Werner’s success at the strong-side linebacker position in 2019 mostly erased the need for the new “bullet” position, a hybrid between safety and linebacker meant to both support the run and defend the pass against spread offenses, as he proved able to cover slot receivers and tight ends as well as defend the run. Werner is taking reps at weak-side linebacker.

“Not very much discussion. Coach told me to play a spot and I’m playing there,” Werner said. “Could change tomorrow. Just free flowing, doing what coach is telling me to do.” 

Behind the returning trio are three talented rising juniors with a decent amount of special teams and rotational experience.

Teradja Mitchell, a Virginia native and former top 50 prospect, was the lone inside linebacker of the three out of high school but is now working at weak side, which Mitchell said fits him as a player due to its high activity level. 

“It’s just all mental for me,” Mitchell said. “Being able to execute the play every time. We’re at Ohio State. We’ve gotta play at a high level. You’ve gotta execute at a championship level every play.”

Dallas Gant, from Toledo, Ohio, piled up 21 tackles with three tackles for loss and 1.5 sacks in limited time during 2019.

Then there’s K’Vaughan Pope, who perhaps has shown the most versatility of the bunch with two interceptions this past year.

“You come in with a clear mind, clear heart, clear soul, absorb new information, retain it,” Pope said. “Get better day by day.”
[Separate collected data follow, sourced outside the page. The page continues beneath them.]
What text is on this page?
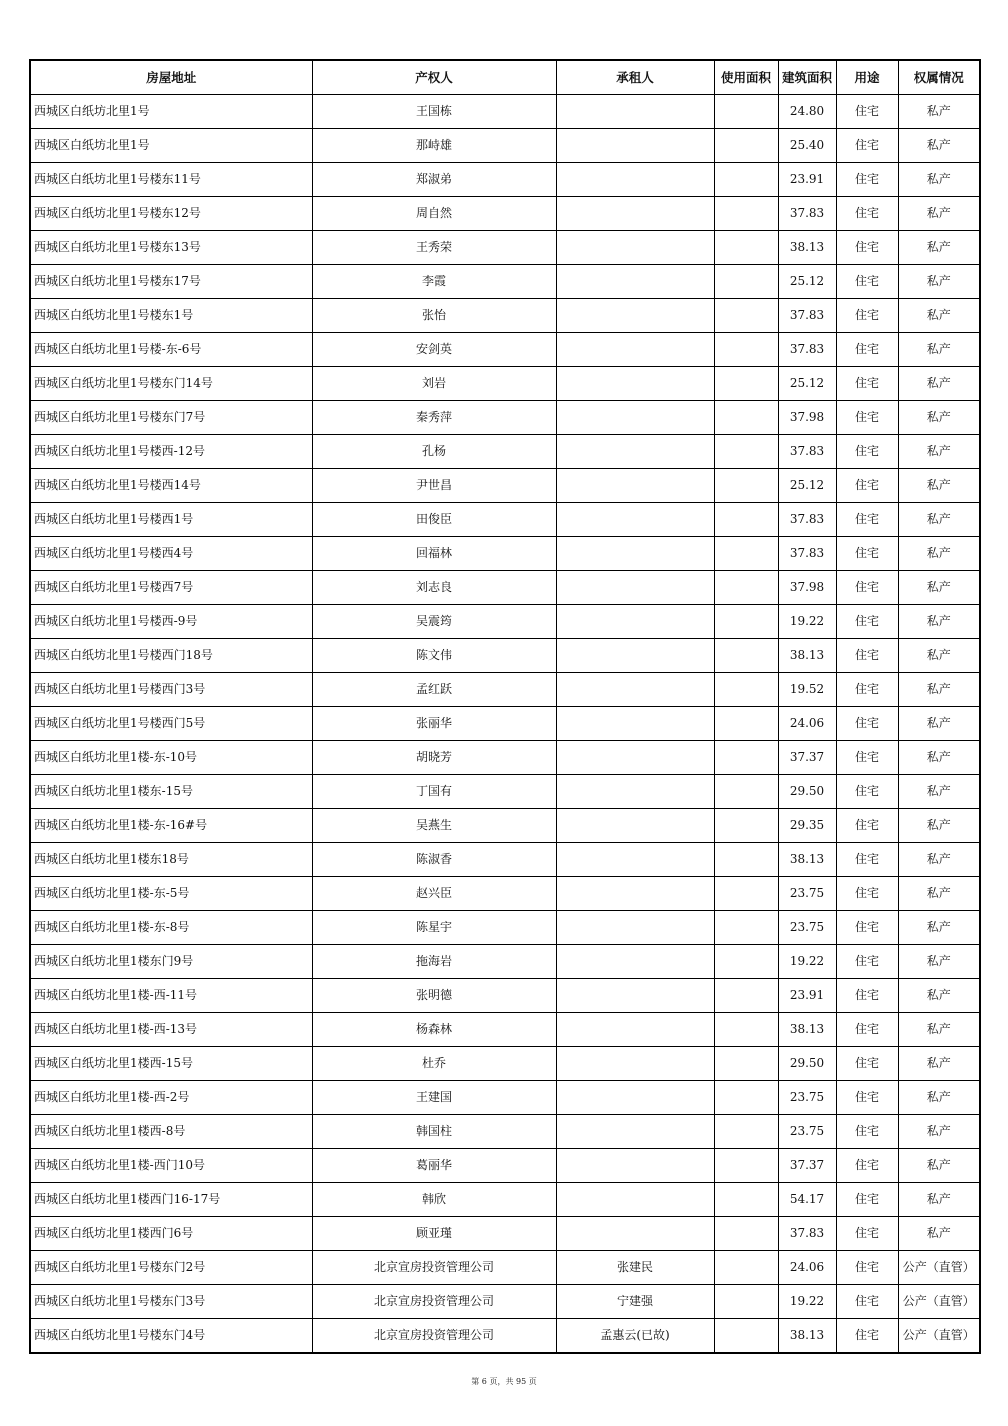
房屋地址	产权人	承租人	使用面积	建筑面积	用途	权属情况
西城区白纸坊北里1号	王国栋			24.80	住宅	私产
西城区白纸坊北里1号	那峙雄			25.40	住宅	私产
西城区白纸坊北里1号楼东11号	郑淑弟			23.91	住宅	私产
西城区白纸坊北里1号楼东12号	周自然			37.83	住宅	私产
西城区白纸坊北里1号楼东13号	王秀荣			38.13	住宅	私产
西城区白纸坊北里1号楼东17号	李霞			25.12	住宅	私产
西城区白纸坊北里1号楼东1号	张怡			37.83	住宅	私产
西城区白纸坊北里1号楼-东-6号	安剑英			37.83	住宅	私产
西城区白纸坊北里1号楼东门14号	刘岩			25.12	住宅	私产
西城区白纸坊北里1号楼东门7号	秦秀萍			37.98	住宅	私产
西城区白纸坊北里1号楼西-12号	孔杨			37.83	住宅	私产
西城区白纸坊北里1号楼西14号	尹世昌			25.12	住宅	私产
西城区白纸坊北里1号楼西1号	田俊臣			37.83	住宅	私产
西城区白纸坊北里1号楼西4号	回福林			37.83	住宅	私产
西城区白纸坊北里1号楼西7号	刘志良			37.98	住宅	私产
西城区白纸坊北里1号楼西-9号	吴震筠			19.22	住宅	私产
西城区白纸坊北里1号楼西门18号	陈文伟			38.13	住宅	私产
西城区白纸坊北里1号楼西门3号	孟红跃			19.52	住宅	私产
西城区白纸坊北里1号楼西门5号	张丽华			24.06	住宅	私产
西城区白纸坊北里1楼-东-10号	胡晓芳			37.37	住宅	私产
西城区白纸坊北里1楼东-15号	丁国有			29.50	住宅	私产
西城区白纸坊北里1楼-东-16#号	吴燕生			29.35	住宅	私产
西城区白纸坊北里1楼东18号	陈淑香			38.13	住宅	私产
西城区白纸坊北里1楼-东-5号	赵兴臣			23.75	住宅	私产
西城区白纸坊北里1楼-东-8号	陈星宇			23.75	住宅	私产
西城区白纸坊北里1楼东门9号	拖海岩			19.22	住宅	私产
西城区白纸坊北里1楼-西-11号	张明德			23.91	住宅	私产
西城区白纸坊北里1楼-西-13号	杨森林			38.13	住宅	私产
西城区白纸坊北里1楼西-15号	杜乔			29.50	住宅	私产
西城区白纸坊北里1楼-西-2号	王建国			23.75	住宅	私产
西城区白纸坊北里1楼西-8号	韩国柱			23.75	住宅	私产
西城区白纸坊北里1楼-西门10号	葛丽华			37.37	住宅	私产
西城区白纸坊北里1楼西门16-17号	韩欣			54.17	住宅	私产
西城区白纸坊北里1楼西门6号	顾亚瑾			37.83	住宅	私产
西城区白纸坊北里1号楼东门2号	北京宣房投资管理公司	张建民		24.06	住宅	公产（直管）
西城区白纸坊北里1号楼东门3号	北京宣房投资管理公司	宁建强		19.22	住宅	公产（直管）
西城区白纸坊北里1号楼东门4号	北京宣房投资管理公司	孟惠云(已故)		38.13	住宅	公产（直管）
第 6 页，共 95 页
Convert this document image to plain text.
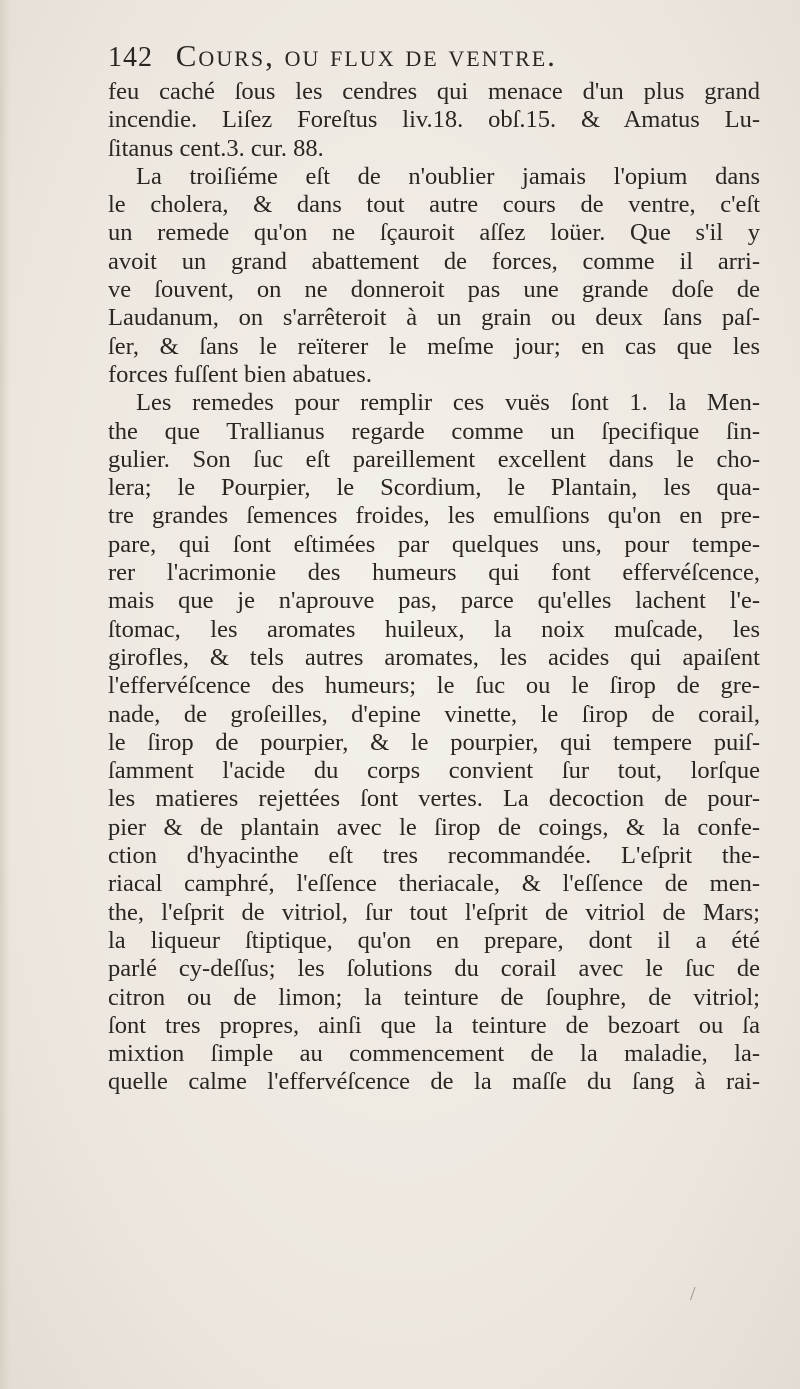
142 Cours, ou flux de ventre.
feu caché ſous les cendres qui menace d'un plus grand
incendie. Liſez Foreſtus liv.18. obſ.15. & Amatus Lu-
ſitanus cent.3. cur. 88.
La troiſiéme eſt de n'oublier jamais l'opium dans
le cholera, & dans tout autre cours de ventre, c'eſt
un remede qu'on ne ſçauroit aſſez loüer. Que s'il y
avoit un grand abattement de forces, comme il arri-
ve ſouvent, on ne donneroit pas une grande doſe de
Laudanum, on s'arrêteroit à un grain ou deux ſans paſ-
ſer, & ſans le reïterer le meſme jour; en cas que les
forces fuſſent bien abatues.
Les remedes pour remplir ces vuës ſont 1. la Men-
the que Trallianus regarde comme un ſpecifique ſin-
gulier. Son ſuc eſt pareillement excellent dans le cho-
lera; le Pourpier, le Scordium, le Plantain, les qua-
tre grandes ſemences froides, les emulſions qu'on en pre-
pare, qui ſont eſtimées par quelques uns, pour tempe-
rer l'acrimonie des humeurs qui font effervéſcence,
mais que je n'aprouve pas, parce qu'elles lachent l'e-
ſtomac, les aromates huileux, la noix muſcade, les
girofles, & tels autres aromates, les acides qui apaiſent
l'effervéſcence des humeurs; le ſuc ou le ſirop de gre-
nade, de groſeilles, d'epine vinette, le ſirop de corail,
le ſirop de pourpier, & le pourpier, qui tempere puiſ-
ſamment l'acide du corps convient ſur tout, lorſque
les matieres rejettées ſont vertes. La decoction de pour-
pier & de plantain avec le ſirop de coings, & la confe-
ction d'hyacinthe eſt tres recommandée. L'eſprit the-
riacal camphré, l'eſſence theriacale, & l'eſſence de men-
the, l'eſprit de vitriol, ſur tout l'eſprit de vitriol de Mars;
la liqueur ſtiptique, qu'on en prepare, dont il a été
parlé cy-deſſus; les ſolutions du corail avec le ſuc de
citron ou de limon; la teinture de ſouphre, de vitriol;
ſont tres propres, ainſi que la teinture de bezoart ou ſa
mixtion ſimple au commencement de la maladie, la-
quelle calme l'effervéſcence de la maſſe du ſang à rai-
/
The final fragment in Ohio State’s linebacker collage is redshirt senior Justin Hilliard, a sixth-year player who has overcome multiple season-ending injuries to make a handful of key plays in his career.

“You can learn a lot from a guy like him, the way he goes about his business,” Washington said. “He’s always upbeat, he’s always eager to learn and he’s always a guy that’s the first guy in line for any drill. And very talented.”

Washington said the culture of the program keeps athletes from growing resentful while they wait their turn to see the field. But as a former player, he understands everyone wants to play.

“If we want to win a national championship –– our goal is a championship –– it’s a long year,” Washington said. “You look at last year, I can tell you right now, Tuf Borland, he may have played 40 snaps one game. What that does is, it keeps his level of play higher throughout the year, and that’s something that we’re fortunate to be able to do because of the depth.”